Sécurité en Afrique: L'AILCT et le REPAM-CDS arment les parlements africains face au terrorisme à Grand-Bassam

Face à l'instabilité croissante et aux bouleversements stratégiques qui secouent le continent, les législateurs africains montent en première ligne. Ce mardi 7 juillet 2026 à Grand-Bassam (Côte d'Ivoire), l’Institut de Recherche Stratégique (IRS) de l’Académie Internationale de Lutte Contre le Terrorisme (AILCT) a donné le coup d'envoi d'un séminaire de formation de haut niveau.

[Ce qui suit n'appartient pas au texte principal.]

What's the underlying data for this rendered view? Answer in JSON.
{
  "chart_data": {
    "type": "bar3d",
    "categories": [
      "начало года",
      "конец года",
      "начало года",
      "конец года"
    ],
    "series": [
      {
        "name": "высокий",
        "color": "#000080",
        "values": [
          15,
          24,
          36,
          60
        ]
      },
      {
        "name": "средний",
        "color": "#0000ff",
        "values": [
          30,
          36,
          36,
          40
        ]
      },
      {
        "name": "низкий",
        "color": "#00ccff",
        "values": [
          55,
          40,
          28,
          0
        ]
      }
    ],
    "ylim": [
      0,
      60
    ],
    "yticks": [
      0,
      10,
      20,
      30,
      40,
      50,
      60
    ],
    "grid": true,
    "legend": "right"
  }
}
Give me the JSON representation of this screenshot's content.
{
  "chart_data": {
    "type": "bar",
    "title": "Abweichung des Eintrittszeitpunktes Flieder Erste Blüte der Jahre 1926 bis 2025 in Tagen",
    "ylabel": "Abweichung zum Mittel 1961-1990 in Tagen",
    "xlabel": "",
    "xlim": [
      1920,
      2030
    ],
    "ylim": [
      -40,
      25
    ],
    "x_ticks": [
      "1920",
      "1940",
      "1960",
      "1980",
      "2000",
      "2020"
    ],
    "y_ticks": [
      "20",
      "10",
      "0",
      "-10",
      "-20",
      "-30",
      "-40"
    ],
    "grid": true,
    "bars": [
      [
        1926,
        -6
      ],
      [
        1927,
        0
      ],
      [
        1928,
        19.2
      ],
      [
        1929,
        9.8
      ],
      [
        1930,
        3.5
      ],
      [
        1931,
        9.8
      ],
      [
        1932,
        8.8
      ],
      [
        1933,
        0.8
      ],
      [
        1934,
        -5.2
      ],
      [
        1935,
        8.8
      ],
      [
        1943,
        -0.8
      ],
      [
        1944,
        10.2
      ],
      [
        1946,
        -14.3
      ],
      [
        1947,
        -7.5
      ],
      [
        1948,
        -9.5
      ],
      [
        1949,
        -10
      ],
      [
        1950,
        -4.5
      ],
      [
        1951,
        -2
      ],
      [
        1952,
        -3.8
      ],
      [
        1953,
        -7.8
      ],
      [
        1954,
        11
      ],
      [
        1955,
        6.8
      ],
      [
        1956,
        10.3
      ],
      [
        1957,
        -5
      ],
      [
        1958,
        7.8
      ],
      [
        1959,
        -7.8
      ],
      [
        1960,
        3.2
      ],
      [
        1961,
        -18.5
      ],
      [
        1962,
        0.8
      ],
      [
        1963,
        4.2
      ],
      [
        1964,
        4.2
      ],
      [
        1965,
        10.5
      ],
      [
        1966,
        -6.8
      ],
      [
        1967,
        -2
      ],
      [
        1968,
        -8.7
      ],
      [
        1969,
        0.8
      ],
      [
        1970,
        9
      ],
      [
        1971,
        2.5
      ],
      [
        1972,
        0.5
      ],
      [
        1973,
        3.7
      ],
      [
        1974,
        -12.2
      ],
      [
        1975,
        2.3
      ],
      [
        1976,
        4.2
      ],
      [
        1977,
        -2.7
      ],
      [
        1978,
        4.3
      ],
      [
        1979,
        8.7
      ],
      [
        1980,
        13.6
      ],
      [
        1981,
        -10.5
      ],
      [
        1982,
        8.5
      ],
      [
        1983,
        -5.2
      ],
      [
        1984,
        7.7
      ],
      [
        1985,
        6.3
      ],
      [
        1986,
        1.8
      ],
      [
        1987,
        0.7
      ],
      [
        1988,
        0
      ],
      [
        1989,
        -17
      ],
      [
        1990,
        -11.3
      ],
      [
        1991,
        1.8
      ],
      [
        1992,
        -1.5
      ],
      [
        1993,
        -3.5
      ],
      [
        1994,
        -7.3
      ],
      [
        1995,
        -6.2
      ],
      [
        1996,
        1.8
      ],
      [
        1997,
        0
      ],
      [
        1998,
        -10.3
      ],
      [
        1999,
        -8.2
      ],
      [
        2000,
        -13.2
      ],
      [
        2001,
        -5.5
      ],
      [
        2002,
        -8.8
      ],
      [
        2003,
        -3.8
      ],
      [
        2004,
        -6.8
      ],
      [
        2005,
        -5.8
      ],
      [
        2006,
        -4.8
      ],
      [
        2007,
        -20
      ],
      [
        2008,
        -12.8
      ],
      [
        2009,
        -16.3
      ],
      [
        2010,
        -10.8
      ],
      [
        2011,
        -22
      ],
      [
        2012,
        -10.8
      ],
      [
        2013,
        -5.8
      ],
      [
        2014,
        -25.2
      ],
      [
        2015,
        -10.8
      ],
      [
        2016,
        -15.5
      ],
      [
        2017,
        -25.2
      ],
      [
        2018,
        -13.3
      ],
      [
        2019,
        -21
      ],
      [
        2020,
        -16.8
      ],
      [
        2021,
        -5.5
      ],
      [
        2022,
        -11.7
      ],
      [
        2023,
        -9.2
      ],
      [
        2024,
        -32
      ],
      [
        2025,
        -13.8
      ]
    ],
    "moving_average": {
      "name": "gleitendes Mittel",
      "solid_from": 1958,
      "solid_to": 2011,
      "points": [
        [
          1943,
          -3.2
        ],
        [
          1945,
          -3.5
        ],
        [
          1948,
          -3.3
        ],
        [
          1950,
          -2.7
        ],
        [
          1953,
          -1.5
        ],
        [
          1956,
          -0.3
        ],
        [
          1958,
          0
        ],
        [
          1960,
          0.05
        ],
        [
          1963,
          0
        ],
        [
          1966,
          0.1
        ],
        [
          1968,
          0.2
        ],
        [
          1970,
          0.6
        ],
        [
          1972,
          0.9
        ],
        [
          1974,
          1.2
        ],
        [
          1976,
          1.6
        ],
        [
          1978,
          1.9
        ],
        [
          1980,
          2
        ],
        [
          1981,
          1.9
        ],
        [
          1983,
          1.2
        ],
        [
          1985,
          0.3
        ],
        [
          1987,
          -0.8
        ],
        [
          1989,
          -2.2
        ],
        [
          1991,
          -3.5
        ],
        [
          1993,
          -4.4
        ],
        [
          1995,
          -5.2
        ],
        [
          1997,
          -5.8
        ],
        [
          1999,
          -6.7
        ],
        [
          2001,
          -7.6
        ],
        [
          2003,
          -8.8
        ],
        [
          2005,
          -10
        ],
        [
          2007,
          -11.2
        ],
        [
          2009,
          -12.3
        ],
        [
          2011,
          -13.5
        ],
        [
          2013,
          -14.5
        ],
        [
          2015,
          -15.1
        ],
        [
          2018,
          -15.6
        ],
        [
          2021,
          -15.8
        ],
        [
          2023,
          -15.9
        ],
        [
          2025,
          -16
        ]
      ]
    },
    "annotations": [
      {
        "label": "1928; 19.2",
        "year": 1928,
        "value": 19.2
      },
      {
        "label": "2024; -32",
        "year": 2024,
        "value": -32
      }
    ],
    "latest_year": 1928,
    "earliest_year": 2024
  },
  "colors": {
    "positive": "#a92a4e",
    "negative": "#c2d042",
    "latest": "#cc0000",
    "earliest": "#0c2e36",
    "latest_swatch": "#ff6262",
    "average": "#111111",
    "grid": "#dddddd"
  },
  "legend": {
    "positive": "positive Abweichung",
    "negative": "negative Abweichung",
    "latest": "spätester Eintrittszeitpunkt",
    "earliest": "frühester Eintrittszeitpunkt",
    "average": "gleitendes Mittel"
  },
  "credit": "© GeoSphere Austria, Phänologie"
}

Organisé sur deux jours (les 7 et 8 juillet 2026) en étroite collaboration avec le Réseau des Parlementaires africains membres des Commissions Défense et Sécurité (REPAM-CDS), cet événement aborde une problématique brûlante : « Les parlements africains face aux mutations géopolitiques et au terrorisme ».

Décrypter les nouvelles menaces avec l'appui du Canada
Financé intégralement par le Canada, ce séminaire d'excellence se veut un laboratoire d'idées et un centre de renforcement des compétences opérationnelles pour les élus du peuple. L'objectif principal de cette session intensive est d'accroître la vigilance, d'affiner la compréhension macroéconomique et d'amplifier la capacité d’action des parlementaires face aux crises multidimensionnelles qui fragilisent l'Afrique.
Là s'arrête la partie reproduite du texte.